Restricted Stock Units
During 2022, the Company issued 467,000 initial restricted stock units with a weighted average price of $61.27 to employees and directors. The restricted stock units are equivalent to one share of the Company's common stock. These equity awards are time-based and are not based on the achievement of performance targets. The majority of initial restricted stock units issued in 2022 will vest on the third anniversary of the issuance date. The Company had no vested, expired or cancelled restricted stock units during 2022. The Company had no outstanding restricted stock units as of December 31, 2021.

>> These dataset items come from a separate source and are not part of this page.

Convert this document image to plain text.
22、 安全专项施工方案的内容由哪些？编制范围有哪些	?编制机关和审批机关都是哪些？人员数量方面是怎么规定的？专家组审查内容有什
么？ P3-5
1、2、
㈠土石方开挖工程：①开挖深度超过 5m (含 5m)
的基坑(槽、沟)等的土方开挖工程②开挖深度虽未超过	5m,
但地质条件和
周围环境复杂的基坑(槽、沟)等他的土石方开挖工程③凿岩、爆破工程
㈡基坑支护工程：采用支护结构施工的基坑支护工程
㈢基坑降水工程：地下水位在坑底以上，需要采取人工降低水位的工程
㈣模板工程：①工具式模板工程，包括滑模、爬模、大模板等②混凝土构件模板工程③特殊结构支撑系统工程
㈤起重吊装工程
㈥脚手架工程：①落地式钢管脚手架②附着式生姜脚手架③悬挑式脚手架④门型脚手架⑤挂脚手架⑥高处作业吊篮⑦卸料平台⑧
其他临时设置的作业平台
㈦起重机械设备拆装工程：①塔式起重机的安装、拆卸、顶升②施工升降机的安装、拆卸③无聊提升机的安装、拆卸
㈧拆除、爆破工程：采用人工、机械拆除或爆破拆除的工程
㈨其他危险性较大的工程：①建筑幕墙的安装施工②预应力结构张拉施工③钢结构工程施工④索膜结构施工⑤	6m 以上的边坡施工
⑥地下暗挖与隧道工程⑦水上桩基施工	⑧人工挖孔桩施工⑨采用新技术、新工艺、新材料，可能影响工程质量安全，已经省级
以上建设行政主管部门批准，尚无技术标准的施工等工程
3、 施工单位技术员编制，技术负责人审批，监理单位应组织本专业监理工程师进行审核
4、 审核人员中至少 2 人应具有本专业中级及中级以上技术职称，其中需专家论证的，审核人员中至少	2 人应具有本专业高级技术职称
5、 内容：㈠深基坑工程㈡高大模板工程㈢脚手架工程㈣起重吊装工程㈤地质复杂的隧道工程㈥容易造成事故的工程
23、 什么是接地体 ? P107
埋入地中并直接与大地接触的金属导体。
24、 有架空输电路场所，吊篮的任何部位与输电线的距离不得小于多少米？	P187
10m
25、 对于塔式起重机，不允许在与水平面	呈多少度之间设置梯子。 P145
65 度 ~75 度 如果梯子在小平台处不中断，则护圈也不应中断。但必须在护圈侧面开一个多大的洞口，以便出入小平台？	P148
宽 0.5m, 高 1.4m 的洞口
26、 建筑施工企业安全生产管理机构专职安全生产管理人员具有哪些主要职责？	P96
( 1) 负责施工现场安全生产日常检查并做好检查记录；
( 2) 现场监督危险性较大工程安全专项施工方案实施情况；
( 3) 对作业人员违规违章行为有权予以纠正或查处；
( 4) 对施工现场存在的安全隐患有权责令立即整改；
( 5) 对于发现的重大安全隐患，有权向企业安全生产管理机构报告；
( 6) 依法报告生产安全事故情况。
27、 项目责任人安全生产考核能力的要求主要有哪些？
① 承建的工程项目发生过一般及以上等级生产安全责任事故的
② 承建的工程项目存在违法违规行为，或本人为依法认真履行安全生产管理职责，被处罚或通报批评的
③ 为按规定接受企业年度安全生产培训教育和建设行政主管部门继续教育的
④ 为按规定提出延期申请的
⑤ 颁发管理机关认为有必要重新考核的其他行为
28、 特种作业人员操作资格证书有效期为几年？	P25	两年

As of December 31, 2022, the unrecognized compensation cost associated with the Company's restricted stock units was $27,444, which will be expensed through 2026 over a weighed average remaining period of 2.02 years
Employee Stock Purchase Plan
The Company has an employee stock purchase plan that provides for offerings of common stock to eligible employees at a price equal to 85 percent of the fair market value of the stock at the end of the stock purchase period, as defined. The Company has reserved 15,652,000 shares for issuance under this plan. At December 31, 2022, 12,397,000 cumulative shares have been issued. There were no material costs incurred by the Company related to the employee stock purchase plan in 2022, 2021 and 2020.
Common Stock Buyback
The Board of Directors, under multiple authorizations, has authorized the purchase of the Company’s common stock on the open market or through private transactions. As of December 31, 2022, the Company had approximately $92,852 of authorization remaining for the purchase of common stock. The following table provides the total number of shares repurchased and the related total costs in 2022, 2021 and 2020:
YearTotal Number of
Shares Repurchased
Total Cost
20225,914,000 $338,442 
20216,747,000 411,534 
20208,008,000 424,702 
The Company immediately retires its common stock when purchased. Upon retirement, the Company reduces Capital in excess of par value for the average capital per share outstanding and the remainder is charged against Retained earnings. If the Company reduces its Retained earnings to zero, any subsequent purchases of common stock will be charged entirely to Capital in excess of par value.
Cash Dividends
On June 1, 2022, the Board of Directors declared a cash dividend of $0.40 per share on the Company’s common stock, which was paid on June 22, 2022, to shareholders of record on June 13, 2022. On December 5, 2022, the Board of Directors declared a cash dividend of $0.43 per share on the Company’s common stock, which was paid on January 5, 2023, to shareholders of record on December 19, 2022.
The cash dividends declared in 2022, 2021 and 2020 were $112,429, $107,840 and $104,588, respectively. The Board of Directors has indicated its intention to declare future cash dividends on a semiannual basis.